Now, it will be said that the doctor was not very candid in this; not more so, perhaps, than was Lady Arabella herself. But when one is specially invited to be candid, one is naturally set upon one's guard. Those who by disposition are most open, are apt to become crafty when so admonished. When a man says to you, 'Let us be candid with each other,' you feel instinctively that he desires to squeeze you without giving a drop of water himself.
'Yes; but about Frank,' said Lady Arabella.
'About Frank!' said the doctor, with an innocent look, which her ladyship could hardly interpret.

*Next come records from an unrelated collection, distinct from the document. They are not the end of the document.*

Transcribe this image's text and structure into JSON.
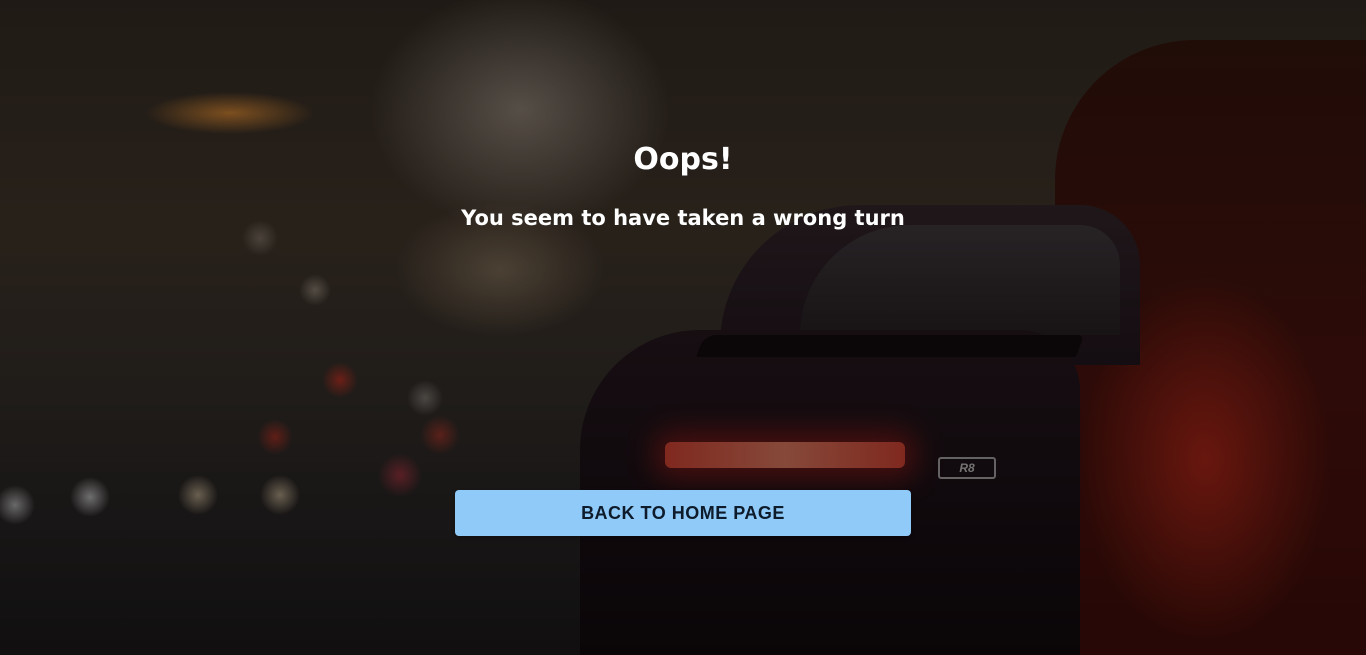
{
  "error_page": {
    "title": "Oops!",
    "message": "You seem to have taken a wrong turn",
    "home_button_label": "BACK TO HOME PAGE"
  },
  "background": {
    "badge_text": "R8"
  },
  "colors": {
    "button_background": "#90caf9",
    "button_text": "#0d1b2a",
    "heading_text": "#ffffff"
  }
}
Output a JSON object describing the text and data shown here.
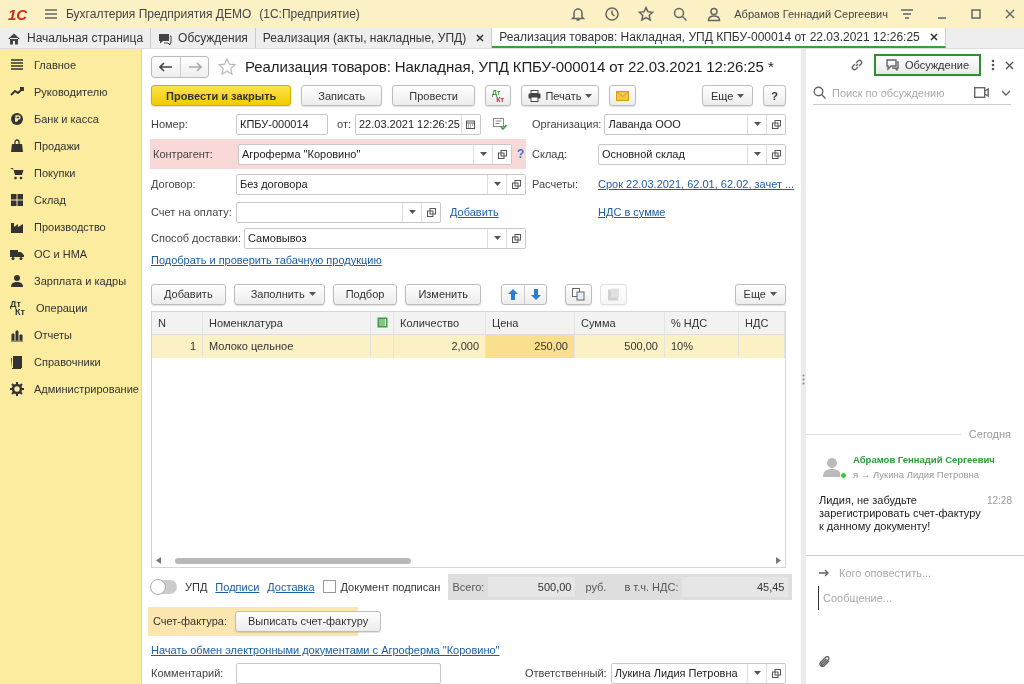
{
  "app": {
    "logo": "1С",
    "title": "Бухгалтерия Предприятия ДЕМО",
    "platform": "(1С:Предприятие)",
    "user": "Абрамов Геннадий Сергеевич"
  },
  "tabs": [
    {
      "label": "Начальная страница",
      "closable": false,
      "selected": false
    },
    {
      "label": "Обсуждения",
      "closable": false,
      "selected": false
    },
    {
      "label": "Реализация (акты, накладные, УПД)",
      "closable": true,
      "selected": false
    },
    {
      "label": "Реализация товаров: Накладная, УПД КПБУ-000014 от 22.03.2021 12:26:25",
      "closable": true,
      "selected": true
    }
  ],
  "sidebar": {
    "items": [
      {
        "label": "Главное"
      },
      {
        "label": "Руководителю"
      },
      {
        "label": "Банк и касса"
      },
      {
        "label": "Продажи"
      },
      {
        "label": "Покупки"
      },
      {
        "label": "Склад"
      },
      {
        "label": "Производство"
      },
      {
        "label": "ОС и НМА"
      },
      {
        "label": "Зарплата и кадры"
      },
      {
        "label": "Операции",
        "icon_text": {
          "top": "Дт",
          "bottom": "Кт"
        }
      },
      {
        "label": "Отчеты"
      },
      {
        "label": "Справочники"
      },
      {
        "label": "Администрирование"
      }
    ]
  },
  "document": {
    "title": "Реализация товаров: Накладная, УПД КПБУ-000014 от 22.03.2021 12:26:25 *",
    "favorite": false,
    "toolbar": [
      {
        "kind": "primary",
        "label": "Провести и закрыть"
      },
      {
        "kind": "button",
        "label": "Записать"
      },
      {
        "kind": "button",
        "label": "Провести"
      },
      {
        "kind": "dtkt",
        "top": "Дт",
        "bottom": "Кт"
      },
      {
        "kind": "print",
        "label": "Печать"
      },
      {
        "kind": "mail"
      }
    ],
    "toolbar_right": [
      {
        "kind": "menu",
        "label": "Еще"
      },
      {
        "kind": "button",
        "label": "?"
      }
    ],
    "number": {
      "label": "Номер:",
      "value": "КПБУ-000014"
    },
    "date": {
      "label": "от:",
      "value": "22.03.2021 12:26:25"
    },
    "left_fields": [
      {
        "label": "Контрагент:",
        "value": "Агроферма \"Коровино\"",
        "invalid": true,
        "help": "?"
      },
      {
        "label": "Договор:",
        "value": "Без договора",
        "invalid": false
      },
      {
        "label": "Счет на оплату:",
        "invalid": false,
        "link": "Добавить"
      },
      {
        "label": "Способ доставки:",
        "value": "Самовывоз",
        "invalid": false
      }
    ],
    "right_fields": [
      {
        "kind": "select",
        "label": "Организация:",
        "value": "Лаванда ООО"
      },
      {
        "kind": "select",
        "label": "Склад:",
        "value": "Основной склад"
      },
      {
        "kind": "link",
        "label": "Расчеты:",
        "link": "Срок 22.03.2021, 62.01, 62.02, зачет ..."
      },
      {
        "kind": "link",
        "link": "НДС в сумме"
      }
    ],
    "tobacco_link": "Подобрать и проверить табачную продукцию",
    "table_toolbar": [
      {
        "kind": "button",
        "label": "Добавить"
      },
      {
        "kind": "menu",
        "label": "Заполнить"
      },
      {
        "kind": "button",
        "label": "Подбор"
      },
      {
        "kind": "button",
        "label": "Изменить"
      },
      {
        "kind": "up"
      },
      {
        "kind": "down"
      },
      {
        "kind": "copy",
        "disabled": false
      },
      {
        "kind": "paste",
        "disabled": true
      }
    ],
    "table_toolbar_right": {
      "label": "Еще"
    },
    "table": {
      "columns": [
        {
          "kind": "text",
          "label": "N"
        },
        {
          "kind": "text",
          "label": "Номенклатура"
        },
        {
          "kind": "icon"
        },
        {
          "kind": "text",
          "label": "Количество"
        },
        {
          "kind": "text",
          "label": "Цена"
        },
        {
          "kind": "text",
          "label": "Сумма"
        },
        {
          "kind": "text",
          "label": "% НДС"
        },
        {
          "kind": "text",
          "label": "НДС"
        }
      ],
      "rows": [
        {
          "selected": true,
          "cells": [
            {
              "text": "1",
              "active": false
            },
            {
              "text": "Молоко цельное",
              "active": false
            },
            {
              "active": false
            },
            {
              "text": "2,000",
              "active": false
            },
            {
              "text": "250,00",
              "active": true
            },
            {
              "text": "500,00",
              "active": false
            },
            {
              "text": "10%",
              "active": false
            },
            {
              "active": false
            }
          ]
        }
      ]
    },
    "upd": {
      "label": "УПД",
      "on": false
    },
    "footer_links": [
      "Подписи",
      "Доставка"
    ],
    "signed": {
      "label": "Документ подписан",
      "checked": false
    },
    "totals": {
      "label": "Всего:",
      "value": "500,00",
      "currency": "руб.",
      "vat_label": "в т.ч. НДС:",
      "vat_value": "45,45"
    },
    "invoice": {
      "label": "Счет-фактура:",
      "button": "Выписать счет-фактуру"
    },
    "edo_link": "Начать обмен электронными документами с Агроферма \"Коровино\"",
    "comment": {
      "label": "Комментарий:"
    },
    "responsible": {
      "label": "Ответственный:",
      "value": "Лукина Лидия Петровна"
    }
  },
  "discussion": {
    "button": "Обсуждение",
    "search_placeholder": "Поиск по обсуждению",
    "date_divider": "Сегодня",
    "messages": [
      {
        "author": "Абрамов Геннадий Сергеевич",
        "online": true,
        "route": "я → Лукина Лидия Петровна",
        "time": "12:28",
        "text": "Лидия, не забудьте зарегистрировать счет-фактуру к данному документу!"
      }
    ],
    "notify_placeholder": "Кого оповестить...",
    "message_placeholder": "Сообщение..."
  }
}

'What I mean is this: can you give me your word that these young people do not intend to do anything rash? One word like that from you will set my mind quite at rest. And then we could be so happy together again.'
'Ah! who is to answer for what rash things a young man will do?' said the doctor, smiling.
Lady Arabella got up from the sofa, and pushed away the little table. The man was false, hypocritical, and cunning. Nothing could be made of him. They were all in a conspiracy together to rob her of her son; to make him marry without money! What should she do? Where should she turn for advice and counsel? She had nothing more to say to the doctor; and he, perceiving that this was the case, took his leave. This little attempt to achieve candour had not succeeded.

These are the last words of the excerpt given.